Chapter 2; Keinginan Violetta

67 11 1
                                    

Dua hari berlalu. Lionello semakin cemas saja karena tidak mendapat kabar apapun dari Teofilo. Ia bahkan memundurkan jadwal kepulangannya ke Italia. 

Pikiran Lionello tidak berhenti menggerutu sepanjang hari. Terlebih lagi usai mendapat kabar kalau Violetta justru hanya ingin bertemu dengan Gustavo. Entah apa yang ada di dalam pikiran istrinya. Apakah Violetta lupa momen-momen terakhir mereka sebelum dirinya jatuh koma? Padahal Lionello masih ingat dengan jelas kalau dirinya sudah mengutarakan isi hatinya pada Violetta.

Lionello tidak berhenti menunggu kepulangan Gustavo. Ia akan menanyakan sedetail mungkin alasan mengapa Violetta mengabaikannya. Jujur saja, ia paling benci jika diabaikan. 

Kepala Lionello terasa pusing akibat terlalu memikirkan Violetta. Ia mendesah kasar lalu bangkit dari sofa. Langkahnya menuju pintu keluar hotel. 

"Signore, Anda akan kemana?" tanya seorang pengawal yang melihat Lionello. 

"Ke rumah sakit," jawab Lionello dan langsung melangkah keluar hotel saat pengawalnya membuka pintu. 

Mereka berdua berjalan menyusuri koridor hotel lalu masuk ke dalam lift. Hingga tak berselang lama, mereka pun sudah berada di dalam mobil. Pengawal yang duduk di kursi pengemudi segera melajukan mobilnya menyusuri jalanan kota Barcelona. 

*** 

Sepasang manusia itu sedang duduk berdampingan. Suasana di dalam ruangan cukup hening karena keduanya saling diam dan sibuk dengan pikiran masing-masing. 

Sedangkan seorang pria yang duduk jauh dari mereka tidak berhenti mendesah kasar. Teofilo melipat kedua tangan sambil memandangi sepasang kakak beradik tersebut. 

"Sudah satu jam kalian saling diam seperti itu. Kasihan sekali Lio yang hanya ingin melihatmu saja tidak kau ijinkan," sindir Teofilo membuat Gustavo dan Violetta menoleh ke arahnya. 

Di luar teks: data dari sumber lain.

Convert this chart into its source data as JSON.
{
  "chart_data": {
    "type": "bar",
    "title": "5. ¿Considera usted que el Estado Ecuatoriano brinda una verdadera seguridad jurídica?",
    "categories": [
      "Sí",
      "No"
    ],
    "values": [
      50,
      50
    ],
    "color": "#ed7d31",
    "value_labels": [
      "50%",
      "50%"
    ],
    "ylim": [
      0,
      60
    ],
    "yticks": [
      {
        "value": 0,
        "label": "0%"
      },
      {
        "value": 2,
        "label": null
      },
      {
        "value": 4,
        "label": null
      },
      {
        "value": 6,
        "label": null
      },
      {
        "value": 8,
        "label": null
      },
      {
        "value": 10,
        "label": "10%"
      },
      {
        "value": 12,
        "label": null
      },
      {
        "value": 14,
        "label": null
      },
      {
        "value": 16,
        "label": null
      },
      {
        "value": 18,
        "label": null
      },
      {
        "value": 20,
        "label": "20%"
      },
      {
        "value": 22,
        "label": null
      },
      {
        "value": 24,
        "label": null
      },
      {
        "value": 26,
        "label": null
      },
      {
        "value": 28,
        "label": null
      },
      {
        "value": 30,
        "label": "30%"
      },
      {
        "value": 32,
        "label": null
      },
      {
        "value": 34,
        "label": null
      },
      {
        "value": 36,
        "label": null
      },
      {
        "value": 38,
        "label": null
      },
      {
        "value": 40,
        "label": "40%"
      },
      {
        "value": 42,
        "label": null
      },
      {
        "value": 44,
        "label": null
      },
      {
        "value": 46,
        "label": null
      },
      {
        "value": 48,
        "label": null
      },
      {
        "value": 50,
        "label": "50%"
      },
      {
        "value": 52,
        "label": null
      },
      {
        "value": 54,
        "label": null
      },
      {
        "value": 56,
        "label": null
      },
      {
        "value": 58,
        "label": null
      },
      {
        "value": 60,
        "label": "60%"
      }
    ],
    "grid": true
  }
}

"Itu karena kau terus menatap kami," ujar Violetta berusaha membela diri. 

Teofilo tersenyum lalu berdiri. "Baiklah. Kalau begitu aku keluar saja. Satu atau dua jam lagi aku kembali," ucap seraya melenggang pergi. 

"Menyebalkan!" gerutu Violetta sambil menggulingkan bola matanya usai mendengar suara pintu tertutup. 

Gustavo mengangkat kepalanya. Ia menatap lekat wajah Violetta yang masih terlihat sedikit pucat. Ingin rasanya memeluk adiknya tersebut sambil mengucapkan permintaan maaf. Tetapi Gustavo tidak memiliki keberanian untuk melakukannya. 

"Bagaimana … keadaanmu?" Gustavo bertanya dengan nada pelan tetapi cukup menarik perhatian Violetta. 

"Aku sudah tidak apa-apa," jawab Violetta sambil tersenyum tipis. 

Sebelah tangan Gustavo meraih telapak tangan Violetta, lalu menggenggamnya dengan lembut. Kepalanya kembali tertunduk seraya menatap tangannya. 

"Maaf. Aku tidak berniat melakukan itu," gumam Gustavo. 

"Aku tahu kau melakukannya karena demi menjaga Lio. Lagipula … saat itu aku tidak mendengarkan ucapanmu untuk menurunkan senjataku," gumam Violetta. 

"Tapi tetap saja. Karena ulahku, kau harus kehilangan—" 

"Sudahlah," potong Violetta. Ia menggenggam tangan Gustavo. "Tolong jangan dilanjutkan." 

"Aku minta maaf." 

Violetta tersenyum. Ia menangkap wajah Gustavo agar menatapnya. "Ternyata kau hanya butuh waktu tiga bulan agar menjadi pria yang hangat," sindir Violetta lalu tertawa membuat Gustavo ikut tersenyum.